In a moment of national despondency, if not despair, the words of a leader have a role in instilling self-confidence in the population. But unless they are accompanied by concrete action, they will not amount to much. Winston Churchill’s brilliant speeches may have encouraged his people when Britain was attacked during World War II. But it was unlikely that they would have been enough if the United States had not intervened. Presumably, the analogy will not be lost on the Prime Minister, as he uses the war metaphor to characterize the necessary response to Covid-19. In this context, his government is expected to act, not the industrialists whom he urged to do so in his speech. One can go further and claim that, at the moment, the private sector cannot do much on its own to regain growth.
To appreciate why government is central, it must be understood that in an economy with excess capacity, income is determined by spending on goods or “aggregate demand.” When an economy is affected by a lower level of activity, it may well remain there, unless aggregate demand revives. For aggregate demand to revive, there has to be investment.
To understand this, think that demand has two parts, namely, consumption and investment. Consumption is largely determined by income, and cannot increase unless the latter does so first. Right now, in India, earnings are depressed due to the economic shock. On the other hand, investment is not limited by income and can be fueled by credit. With more investment, aggregate demand increases, and as a consequence so does production or income. But private investment, although based on expectations for the future, is driven at least in part by its current state. Thus, with production depressed by a 68-day lock, private investment, and thus growth, could lag even after the lock is lifted. The Prime Minister is optimistic when he expresses confidence that we will regain our growth. Fortunately, economic reasoning shows a way out of the current situation. This is that the government should increase aggregate demand, preferably through investment, to get the economy back to where it was in late March.

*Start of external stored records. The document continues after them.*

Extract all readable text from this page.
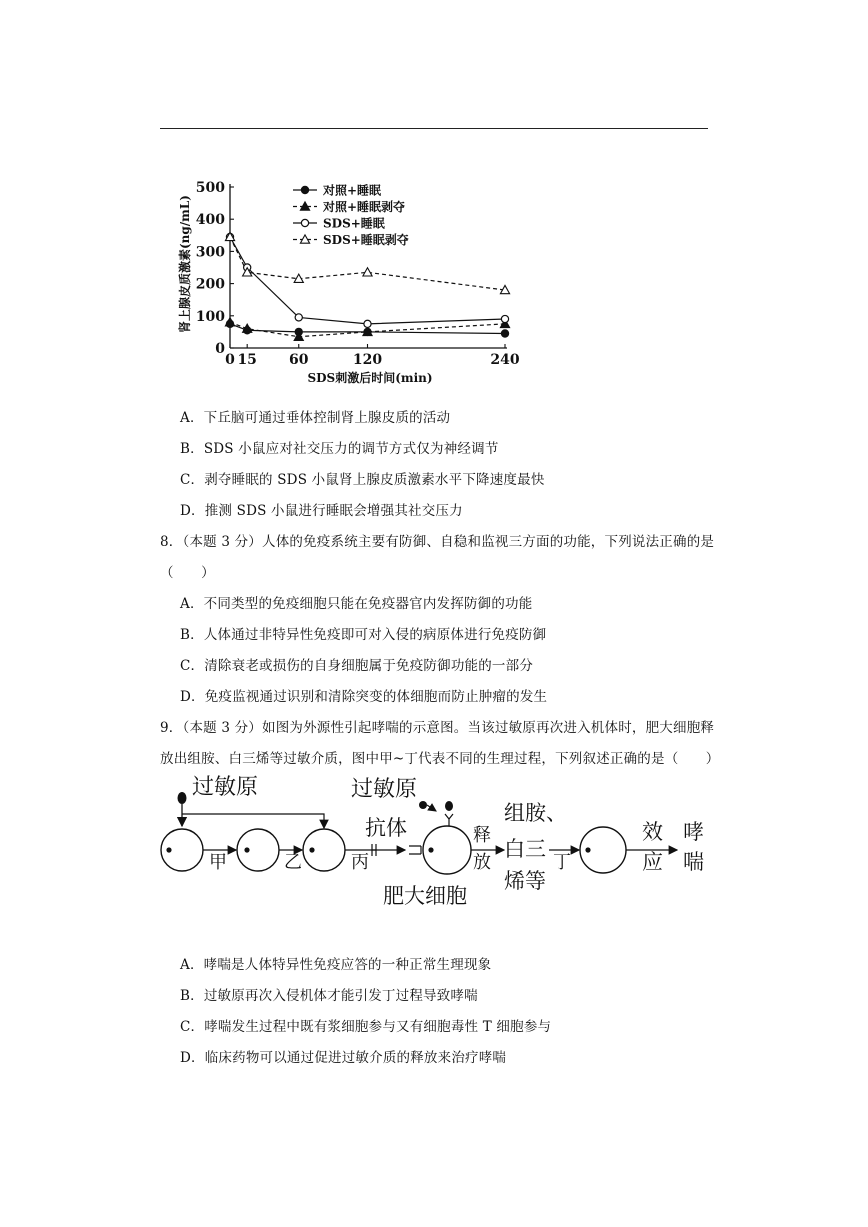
肾上腺皮质激素(ng/mL)
SDS刺激后时间(min)
0
100
200
300
400
500
0 15 60	120	240
对照+睡眠
对照+睡眠剥夺
SDS+睡眠
SDS+睡眠剥夺
A．下丘脑可通过垂体控制肾上腺皮质的活动
B．SDS 小鼠应对社交压力的调节方式仅为神经调节
C．剥夺睡眠的 SDS 小鼠肾上腺皮质激素水平下降速度最快
D．推测 SDS 小鼠进行睡眠会增强其社交压力
8．（本题 3 分）人体的免疫系统主要有防御、自稳和监视三方面的功能，下列说法正确的是
（　　）
A．不同类型的免疫细胞只能在免疫器官内发挥防御的功能
B．人体通过非特异性免疫即可对入侵的病原体进行免疫防御
C．清除衰老或损伤的自身细胞属于免疫防御功能的一部分
D．免疫监视通过识别和清除突变的体细胞而防止肿瘤的发生
9．（本题 3 分）如图为外源性引起哮喘的示意图。当该过敏原再次进入机体时，肥大细胞释
放出组胺、白三烯等过敏介质，图中甲~丁代表不同的生理过程，下列叙述正确的是（　　）
过敏原
甲	乙	丙
抗体
过敏原
肥大细胞
释
放
组胺、
白三
烯等
丁
效
应
哮
喘
A．哮喘是人体特异性免疫应答的一种正常生理现象
B．过敏原再次入侵机体才能引发丁过程导致哮喘
C．哮喘发生过程中既有浆细胞参与又有细胞毒性 T 细胞参与
D．临床药物可以通过促进过敏介质的释放来治疗哮喘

Again, in his speech to IIC members, the Prime Minister spoke of the growth potential of reforms implemented by his government, especially in agriculture. These are necessary and significant, but they are directed at the supply side of the economy, while the current problem is a deficit in demand. We see this all around us in the economy: when merchants in Mumbai talk about how their daily sales are, on average, a quarter of what they were before closing, and when migrant workers, who came to their homes in Odisha by Sea, they talk about going back to Chennai in search of work. So what is at stake is a shortage of demand for goods and labor, and only a stimulus can address it.
The economic package announced by the finance minister in mid-May was not a stimulus, since it does not inject demand into the economy. Higher public spending can only do that at the current juncture. But, for some reason, the government has avoided undertaking it.

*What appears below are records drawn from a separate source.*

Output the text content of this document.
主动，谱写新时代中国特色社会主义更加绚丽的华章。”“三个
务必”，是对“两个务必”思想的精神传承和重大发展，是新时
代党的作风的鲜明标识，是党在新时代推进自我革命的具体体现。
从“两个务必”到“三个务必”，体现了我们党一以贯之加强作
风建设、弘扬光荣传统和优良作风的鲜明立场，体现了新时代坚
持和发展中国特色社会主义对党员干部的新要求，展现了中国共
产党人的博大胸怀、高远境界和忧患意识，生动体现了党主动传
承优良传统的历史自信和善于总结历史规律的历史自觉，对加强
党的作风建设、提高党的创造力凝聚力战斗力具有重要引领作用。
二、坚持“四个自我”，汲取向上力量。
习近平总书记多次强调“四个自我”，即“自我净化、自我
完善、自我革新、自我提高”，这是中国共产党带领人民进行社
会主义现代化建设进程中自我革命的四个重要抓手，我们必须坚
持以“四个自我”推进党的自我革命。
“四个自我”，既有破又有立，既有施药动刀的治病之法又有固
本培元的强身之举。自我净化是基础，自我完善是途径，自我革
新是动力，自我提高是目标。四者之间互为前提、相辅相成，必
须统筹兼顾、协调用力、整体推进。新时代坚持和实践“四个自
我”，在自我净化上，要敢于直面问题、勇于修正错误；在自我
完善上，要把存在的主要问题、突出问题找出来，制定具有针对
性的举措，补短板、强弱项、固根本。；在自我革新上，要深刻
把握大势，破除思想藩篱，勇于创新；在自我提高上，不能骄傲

Finally, the Prime Minister emphasized that recovering growth is not that difficult since the Indian industry now has a clearly defined objective in Aatmanirbhar Bharat. This is intriguing. What help a declaration of independence can be for Indian industry is unclear. The point is that self-sufficiency is often neither possible nor desirable for a company. In a modern economy, one company depends on others for its contributions. Some of these are not available in the market. These are vital producer services for efficient production. We can collectively call them infrastructure. The physical infrastructure encompasses electricity, water supply, roads, and industrial waste management, among other inputs. The huge initial investment required to supply these services to producers and the fact that some of them are public goods, and therefore unlikely to be provided by the private sector, let the government provide them if we want to have a economy that generates wealth and creates jobs while doing so. For Indian growers, Atmanirbhar Bharat will remain just another catchphrase as long as there is no supporting ecosystem.
A post-closing recovery would require the government to withdraw all stops. For this, the Prime Minister would have rethought his maxims. There are times when “maximum governance” means maximum government. It is not too late to stimulate the Indian economy.
Pulapre Balakrishnan is a professor at Ashoka University, Sonipat
The opinions expressed are personal.